Margaret Hodge, the Labour MP and PAC chair, told Mr Donnelly: “You’re accountable for looking after our money and you’re failing.”
She opened by questioning Mr Donnelly about his department’s apparently last-minute preparations for the hearing by asking private providers for evidence about their contribution to widening participation, highlighted by Times Higher Education last week.
The NAO report looked at concerns about dropout rates at private colleges, claims for Student Loans Company funding from non-UK European Union students at private colleges who were ineligible, and the fact that some students had received SLC funding without being registered on HN courses with Pearson.
Ms Hodge described the NAO report as “one of the most shocking reports I’ve read”, adding: “We will come back to it before the election.”
Going on to call the private provider situation a “complete scandal”, Ms Hodge said the Higher Education Funding Council for England had warned BIS about the potential for problems in 2010.
She asked Mr Donnelly to provide a combined figure for public money “not being used for the purpose that was intended” at private colleges, covering students dropping out and fraud.

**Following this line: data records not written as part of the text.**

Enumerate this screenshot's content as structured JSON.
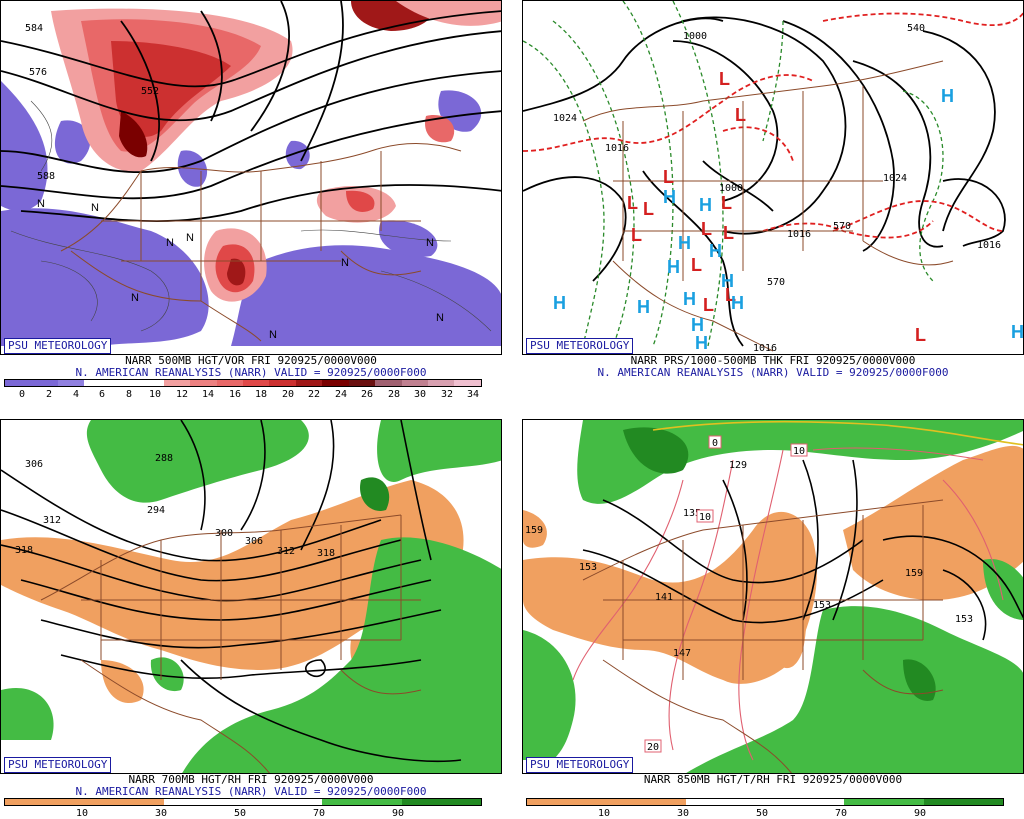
{
  "badge": "PSU METEOROLOGY",
  "panels": {
    "tl": {
      "line1": "NARR 500MB HGT/VOR FRI 920925/0000V000",
      "line2": "N. AMERICAN REANALYSIS (NARR) VALID = 920925/0000F000",
      "ticks": [
        "0",
        "2",
        "4",
        "6",
        "8",
        "10",
        "12",
        "14",
        "16",
        "18",
        "20",
        "22",
        "24",
        "26",
        "28",
        "30",
        "32",
        "34"
      ],
      "labels": {
        "a": "584",
        "b": "576",
        "c": "552",
        "d": "588"
      }
    },
    "tr": {
      "line1": "NARR PRS/1000-500MB THK FRI 920925/0000V000",
      "line2": "N. AMERICAN REANALYSIS (NARR) VALID = 920925/0000F000",
      "labels": {
        "a": "1024",
        "b": "1000",
        "c": "1016",
        "d": "1000",
        "e": "1024",
        "f": "1016",
        "g": "1016",
        "h": "570",
        "i": "540",
        "j": "570",
        "k": "1016"
      },
      "low_symbol": "L",
      "high_symbol": "H"
    },
    "bl": {
      "line1": "NARR 700MB HGT/RH FRI 920925/0000V000",
      "line2": "N. AMERICAN REANALYSIS (NARR) VALID = 920925/0000F000",
      "ticks": [
        "10",
        "30",
        "50",
        "70",
        "90"
      ],
      "labels": {
        "a": "306",
        "b": "288",
        "c": "294",
        "d": "312",
        "e": "318",
        "f": "300",
        "g": "306",
        "h": "312",
        "i": "318"
      }
    },
    "br": {
      "line1": "NARR 850MB HGT/T/RH FRI 920925/0000V000",
      "ticks": [
        "10",
        "30",
        "50",
        "70",
        "90"
      ],
      "labels": {
        "a": "159",
        "b": "153",
        "c": "141",
        "d": "147",
        "e": "153",
        "f": "159",
        "g": "153",
        "h": "129",
        "i": "135"
      },
      "temp_labels": {
        "a": "0",
        "b": "10",
        "c": "10",
        "d": "20"
      }
    }
  },
  "colors": {
    "vor_neg": "#7b68d6",
    "vor_pos": "#e04848",
    "vor_dark": "#7a0000",
    "rh_dry": "#f0a060",
    "rh_wet": "#44bb44",
    "rh_wet_dark": "#228a22",
    "border": "#8b4a2a",
    "low": "#d42020",
    "high": "#1aa0e0"
  }
}
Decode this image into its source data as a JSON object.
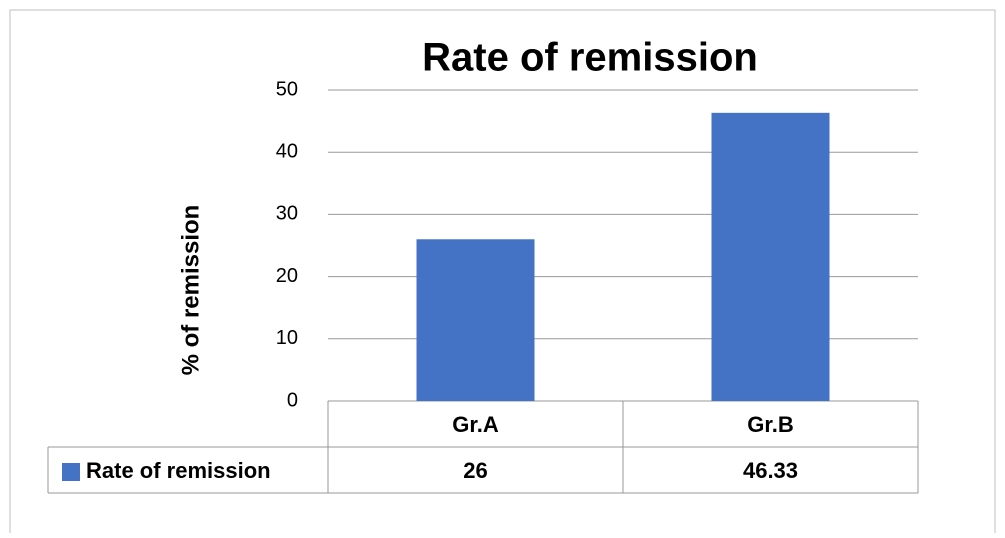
{
  "chart_data": {
    "type": "bar",
    "title": "Rate of remission",
    "y_label": "% of remission",
    "categories": [
      "Gr.A",
      "Gr.B"
    ],
    "series": [
      {
        "name": "Rate of remission",
        "color": "#4472c4",
        "values": [
          26,
          46.33
        ]
      }
    ],
    "ylim": [
      0,
      50
    ],
    "yticks": [
      0,
      10,
      20,
      30,
      40,
      50
    ],
    "grid": true,
    "data_table": true
  }
}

Mr Donnelly said there was no such figure available.
“You are accountable for this money not being spent for the purposes it was intended,” Ms Hodge told him.
She continued that it was “appalling that you allowed all this policy to start without putting checks and balances in place”.
Asked why BIS had gone ahead with the private providers policy despite the risks, Mr Donnelly said: “Ministers were clear they wanted to offer the alternative provider sector space…in which to grow and there was funding available to do that.”
He conceded: “We did not know what was going to happen.”
Mr Donnelly went on to say the growth in student numbers at private colleges was “frankly much greater than we expected. We didn’t know what to expect.”
When the private college expansion became “financially difficult to sustain”, 23 private colleges had their designation suspended in November 2013, he added.
Ms Hodge said the fact that 50 per cent of growth in student numbers under the coalition had been in five colleges was a “complete red flag”.
She described herself as “gobsmacked”, telling Mr Donnelly there were “so many indicators and you ignored the ruddy lot of them”.
Mr Donnelly said the government “chose not to legislate” on higher education regulation, which would have addressed some of the problems.
He said it would be “very helpful to have such legislation as early as possible in the new Parliament”.
Stewart Jackson, a Tory MP, told Mr Donnelly he “should have been pulling your finger out a bit earlier than this”, accusing him of giving the committee “a lot of old flannel and gobbledegook”.
At one point, Mr Donnelly referred to “protecting the taxpayer”. Ms Hodge responded: “Protecting the taxpayer! My God!”
Closing the hearing, Ms Hodge said the situation was “nothing short of a scandal” and said the PAC would return to the issue in March.